Тетя Веса протягивает в окошко чай, огромный кусок сыра и тарелку, чуть ли не до краев наполненную конфитюром. Видно, Матушка сказала ей, что я не ела со вчерашнего вечера.
– Остатки сладки, – видя мое недоумение (уж слишком обильный завтрак получился), поясняет тетя Веса.
Мысленно я отмечаю, какой же тактичный человек эта женщина, какой добрый – не пытается играть в так называемое п о н и м а н и е.
– Как проголодаешься, сюда приходи, – говорит тетя Веса, когда я, поблагодарив ее, собралась уходить. – Я четверых родила, знаю, что это такое. Все время хочется чего-нибудь пожевать.
Поднимаюсь к себе в палату, начинаю писать письмо Кине. И вдруг в голову приходит мысль: может, позвонить Жоре. А почему, собственно, нет? Если он сегодня во вторую смену, значит, сейчас дома. Скажу, что звоню по поводу своих вещей. Пусть отдаст их Кине, чтобы она прислала мне их посылкой. Господи, ну какая же я дурочка! Да, в конце концов, это совсем нормальный повод для того, чтобы позвонить! Почему нет? А может быть, он и не думал бросать меня? Может быть, скажет сейчас: куда это ты пропала, я тут к свадьбе готовлюсь, понимаешь ли, а ты заставляешь меня разыскивать тебя через Интерпол по всему Балканскому полуострову!

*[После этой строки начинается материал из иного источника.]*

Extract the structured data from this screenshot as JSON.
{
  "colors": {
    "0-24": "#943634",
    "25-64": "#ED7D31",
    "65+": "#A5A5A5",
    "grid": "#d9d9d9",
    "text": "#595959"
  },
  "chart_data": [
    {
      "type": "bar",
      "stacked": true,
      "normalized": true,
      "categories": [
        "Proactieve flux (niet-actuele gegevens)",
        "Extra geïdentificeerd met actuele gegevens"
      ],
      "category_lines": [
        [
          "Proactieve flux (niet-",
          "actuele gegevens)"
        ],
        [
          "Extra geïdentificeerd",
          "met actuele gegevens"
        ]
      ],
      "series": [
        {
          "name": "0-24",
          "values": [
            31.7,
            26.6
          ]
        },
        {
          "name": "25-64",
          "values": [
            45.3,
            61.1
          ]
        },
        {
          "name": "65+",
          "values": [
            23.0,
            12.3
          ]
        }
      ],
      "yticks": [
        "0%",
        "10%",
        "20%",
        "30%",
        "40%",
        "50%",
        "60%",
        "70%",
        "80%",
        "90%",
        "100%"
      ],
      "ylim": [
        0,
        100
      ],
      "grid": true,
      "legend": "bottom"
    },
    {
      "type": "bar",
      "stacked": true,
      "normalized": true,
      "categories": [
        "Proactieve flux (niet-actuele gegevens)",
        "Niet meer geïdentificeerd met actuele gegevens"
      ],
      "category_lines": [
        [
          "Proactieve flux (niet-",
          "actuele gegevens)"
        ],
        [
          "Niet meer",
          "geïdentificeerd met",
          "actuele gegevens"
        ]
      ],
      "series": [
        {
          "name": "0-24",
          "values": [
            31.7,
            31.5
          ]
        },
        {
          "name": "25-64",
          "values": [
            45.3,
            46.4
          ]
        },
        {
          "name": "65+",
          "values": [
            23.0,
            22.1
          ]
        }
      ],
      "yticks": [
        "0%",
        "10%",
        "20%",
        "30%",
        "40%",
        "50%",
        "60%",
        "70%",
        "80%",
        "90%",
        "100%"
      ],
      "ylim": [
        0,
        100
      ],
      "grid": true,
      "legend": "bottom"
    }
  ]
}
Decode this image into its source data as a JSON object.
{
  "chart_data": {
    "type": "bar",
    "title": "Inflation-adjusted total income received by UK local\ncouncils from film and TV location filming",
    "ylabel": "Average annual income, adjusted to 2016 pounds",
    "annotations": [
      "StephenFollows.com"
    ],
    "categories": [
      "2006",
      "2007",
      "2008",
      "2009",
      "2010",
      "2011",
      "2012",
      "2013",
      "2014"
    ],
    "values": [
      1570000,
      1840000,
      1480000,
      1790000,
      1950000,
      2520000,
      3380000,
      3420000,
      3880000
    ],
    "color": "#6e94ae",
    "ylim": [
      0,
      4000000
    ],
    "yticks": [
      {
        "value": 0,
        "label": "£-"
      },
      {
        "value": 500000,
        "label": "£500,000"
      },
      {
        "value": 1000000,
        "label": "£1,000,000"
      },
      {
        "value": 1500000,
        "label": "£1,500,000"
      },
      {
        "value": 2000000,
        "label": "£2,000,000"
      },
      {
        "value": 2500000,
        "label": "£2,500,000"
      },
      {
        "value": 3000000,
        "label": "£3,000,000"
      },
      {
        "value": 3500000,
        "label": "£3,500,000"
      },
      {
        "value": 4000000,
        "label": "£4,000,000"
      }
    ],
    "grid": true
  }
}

Заканчиваю письмо, опускаю его в ящик, стоящий прямо в коридоре, и несусь в ординаторскую. Стучу, но никто не открывает, хотя изнутри доносятся голоса. Легонько толкаю дверь и вхожу. Лолов сидит за столом, а напротив него, спиной к двери, какая-то девушка, которая плачет.

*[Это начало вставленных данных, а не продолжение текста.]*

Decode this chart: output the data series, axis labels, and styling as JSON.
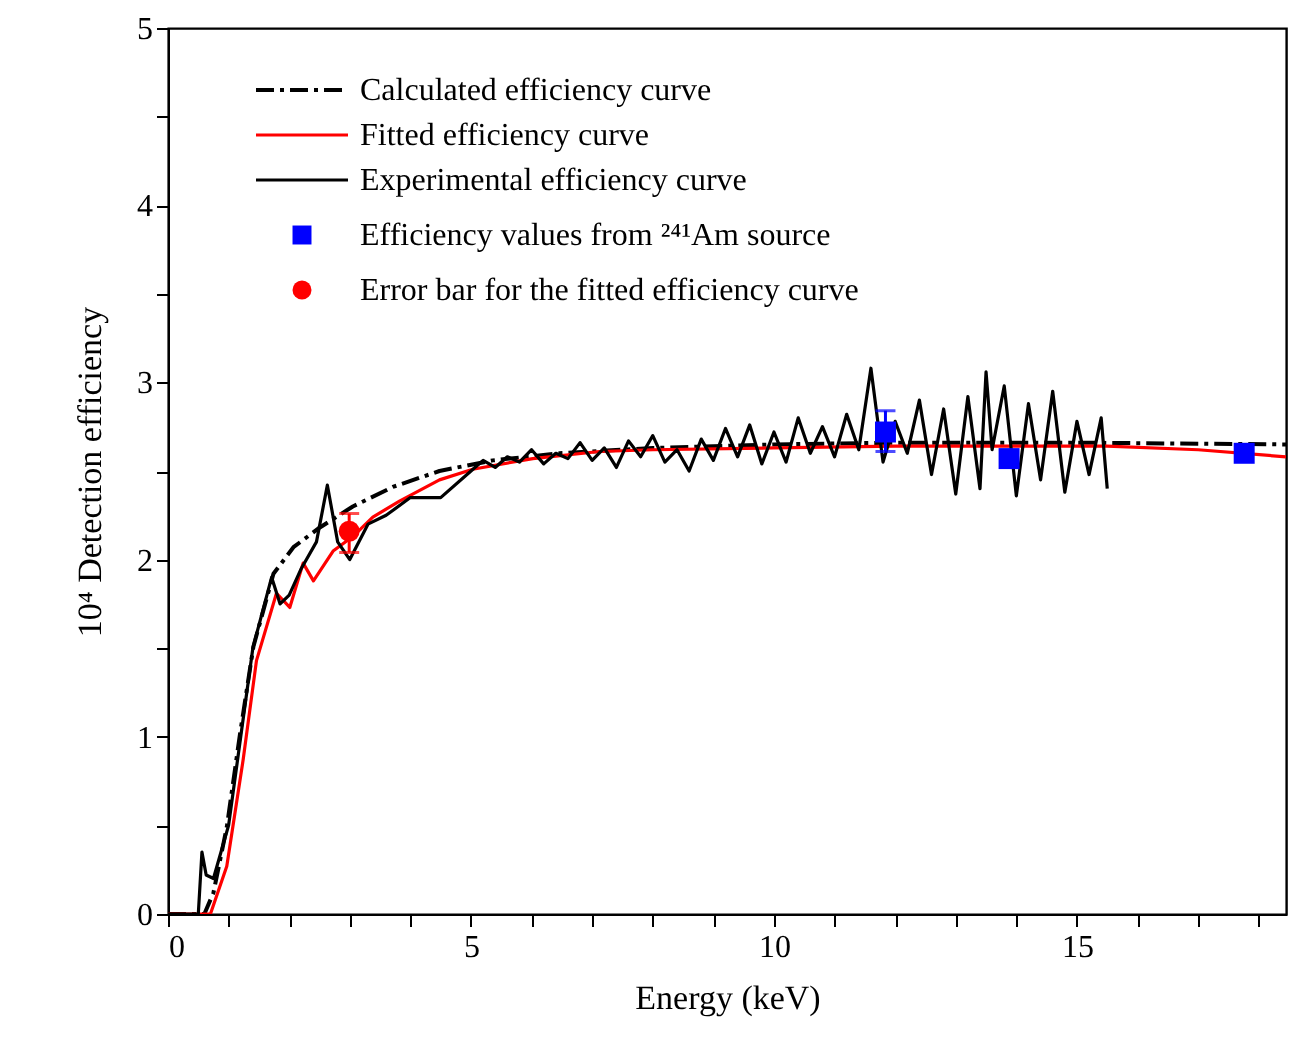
{
  "chart_data": {
    "type": "line",
    "xlabel": "Energy (keV)",
    "ylabel": "10⁴ Detection efficiency",
    "xlim": [
      0,
      18.45
    ],
    "ylim": [
      0,
      5
    ],
    "xticks": [
      0,
      {
        "value": 1,
        "label": null
      },
      {
        "value": 2,
        "label": null
      },
      {
        "value": 3,
        "label": null
      },
      {
        "value": 4,
        "label": null
      },
      5,
      {
        "value": 6,
        "label": null
      },
      {
        "value": 7,
        "label": null
      },
      {
        "value": 8,
        "label": null
      },
      {
        "value": 9,
        "label": null
      },
      10,
      {
        "value": 11,
        "label": null
      },
      {
        "value": 12,
        "label": null
      },
      {
        "value": 13,
        "label": null
      },
      {
        "value": 14,
        "label": null
      },
      15,
      {
        "value": 16,
        "label": null
      },
      {
        "value": 17,
        "label": null
      },
      {
        "value": 18,
        "label": null
      }
    ],
    "yticks": [
      0,
      {
        "value": 0.5,
        "label": null
      },
      1,
      {
        "value": 1.5,
        "label": null
      },
      2,
      {
        "value": 2.5,
        "label": null
      },
      3,
      {
        "value": 3.5,
        "label": null
      },
      4,
      {
        "value": 4.5,
        "label": null
      },
      5
    ],
    "legend": "top left",
    "series": [
      {
        "name": "Calculated efficiency curve",
        "color": "#000000",
        "line_style": "dashed",
        "x": [
          0,
          0.6,
          0.75,
          0.97,
          1.19,
          1.41,
          1.74,
          2.07,
          2.5,
          3.05,
          3.71,
          4.48,
          5.36,
          6.46,
          8,
          9,
          10,
          12,
          15,
          18.45
        ],
        "values": [
          0,
          0,
          0.12,
          0.49,
          1.02,
          1.51,
          1.92,
          2.07,
          2.18,
          2.3,
          2.41,
          2.5,
          2.56,
          2.6,
          2.63,
          2.64,
          2.65,
          2.66,
          2.66,
          2.65
        ]
      },
      {
        "name": "Fitted efficiency curve",
        "color": "#ff0000",
        "line_style": "solid",
        "x": [
          0,
          0.7,
          0.97,
          1.24,
          1.46,
          1.79,
          2.01,
          2.23,
          2.4,
          2.73,
          3.05,
          3.38,
          3.82,
          4.48,
          5.03,
          6.02,
          7.12,
          8,
          10,
          12,
          15.5,
          17,
          18.45
        ],
        "values": [
          0,
          0,
          0.27,
          0.87,
          1.43,
          1.81,
          1.73,
          1.98,
          1.88,
          2.05,
          2.13,
          2.24,
          2.33,
          2.45,
          2.51,
          2.57,
          2.61,
          2.62,
          2.63,
          2.64,
          2.64,
          2.62,
          2.58
        ]
      },
      {
        "name": "Experimental efficiency curve",
        "color": "#000000",
        "line_style": "solid",
        "x": [
          0,
          0.5,
          0.56,
          0.63,
          0.75,
          1.0,
          1.2,
          1.4,
          1.71,
          1.85,
          2.0,
          2.2,
          2.45,
          2.63,
          2.8,
          3.0,
          3.3,
          3.6,
          4.0,
          4.5,
          5.0,
          5.2,
          5.4,
          5.6,
          5.8,
          6.0,
          6.2,
          6.4,
          6.6,
          6.8,
          7.0,
          7.2,
          7.4,
          7.6,
          7.8,
          8.0,
          8.2,
          8.4,
          8.6,
          8.8,
          9.0,
          9.2,
          9.4,
          9.6,
          9.8,
          10.0,
          10.2,
          10.4,
          10.6,
          10.8,
          11.0,
          11.2,
          11.4,
          11.6,
          11.8,
          12.0,
          12.2,
          12.4,
          12.6,
          12.8,
          13.0,
          13.2,
          13.4,
          13.5,
          13.6,
          13.8,
          14.0,
          14.2,
          14.4,
          14.6,
          14.8,
          15.0,
          15.2,
          15.4,
          15.5
        ],
        "values": [
          0,
          0,
          0.35,
          0.22,
          0.2,
          0.5,
          1.0,
          1.5,
          1.9,
          1.75,
          1.8,
          1.95,
          2.1,
          2.42,
          2.1,
          2.0,
          2.2,
          2.25,
          2.35,
          2.35,
          2.5,
          2.56,
          2.52,
          2.58,
          2.55,
          2.62,
          2.54,
          2.6,
          2.57,
          2.66,
          2.56,
          2.63,
          2.52,
          2.67,
          2.58,
          2.7,
          2.55,
          2.62,
          2.5,
          2.68,
          2.56,
          2.74,
          2.58,
          2.76,
          2.54,
          2.72,
          2.55,
          2.8,
          2.6,
          2.75,
          2.58,
          2.82,
          2.62,
          3.08,
          2.55,
          2.78,
          2.6,
          2.9,
          2.48,
          2.85,
          2.37,
          2.92,
          2.4,
          3.06,
          2.62,
          2.98,
          2.36,
          2.88,
          2.45,
          2.95,
          2.38,
          2.78,
          2.48,
          2.8,
          2.4
        ]
      },
      {
        "name": "Efficiency values from ²⁴¹Am source",
        "type": "scatter",
        "color": "#0000ff",
        "marker": "square",
        "x": [
          11.84,
          13.88,
          17.76
        ],
        "values": [
          2.72,
          2.57,
          2.6
        ],
        "errors": [
          [
            2.61,
            2.84
          ],
          null,
          null
        ]
      },
      {
        "name": "Error bar for the fitted efficiency curve",
        "type": "scatter",
        "color": "#ff0000",
        "marker": "circle",
        "x": [
          2.99
        ],
        "values": [
          2.16
        ],
        "errors": [
          [
            2.04,
            2.26
          ]
        ]
      }
    ]
  }
}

– Ладно, ладно! Так прямо и спустят они с тебя шкуру, с живой-то! Врежет отец пару раз – ну и что? А потом, никто не говорит, что тебе непременно надо в село возвращаться. Мир велик, найдешь себе новую работу, хорошего парня. Никто и знать ничего не будет.
– Как же, не будет. Плохое в первую очередь, – выдавливает сквозь слезы девушка, и я узнаю по голосу вчерашнюю несчастную.

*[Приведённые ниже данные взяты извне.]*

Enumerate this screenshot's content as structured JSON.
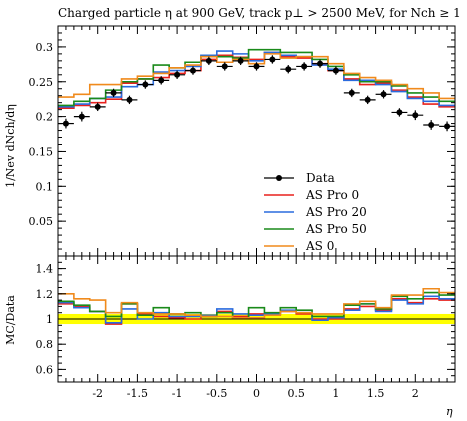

– А все эти глупости выбрось из головы, – произносит Лолов строго и встает из-за стола, чтобы проводить девушку.
– Ты тоже будешь вешаться? – спрашивает он меня раздраженно, как только дверь захлопнулась.
– Мне позвонить надо, – отвечаю я в том же тоне.
– Ах да, я забыл, ведь ты лучше всех, – произносит Лолов иронично и вдруг переходит на крик: – Только здесь вам не переговорный пункт и не церковь. А я вам не телефонист и не батюшка!
– Можно мне позвонить? – спрашиваю я спокойно, но чувствую, что завожусь.
– Нельзя!
Я демонстративно усаживаюсь на тот же стул, на котором только что сидела Тинка, и набираю телефон Жоры. Сердце замирает, горло перехватывает от одной лишь мысли, что вот сейчас, после гудков, услышу его голос. Только бы не разреветься, только бы не разреветься и не перепутать все. Значит, так, я звоню по поводу своих вещей, оставшихся у него.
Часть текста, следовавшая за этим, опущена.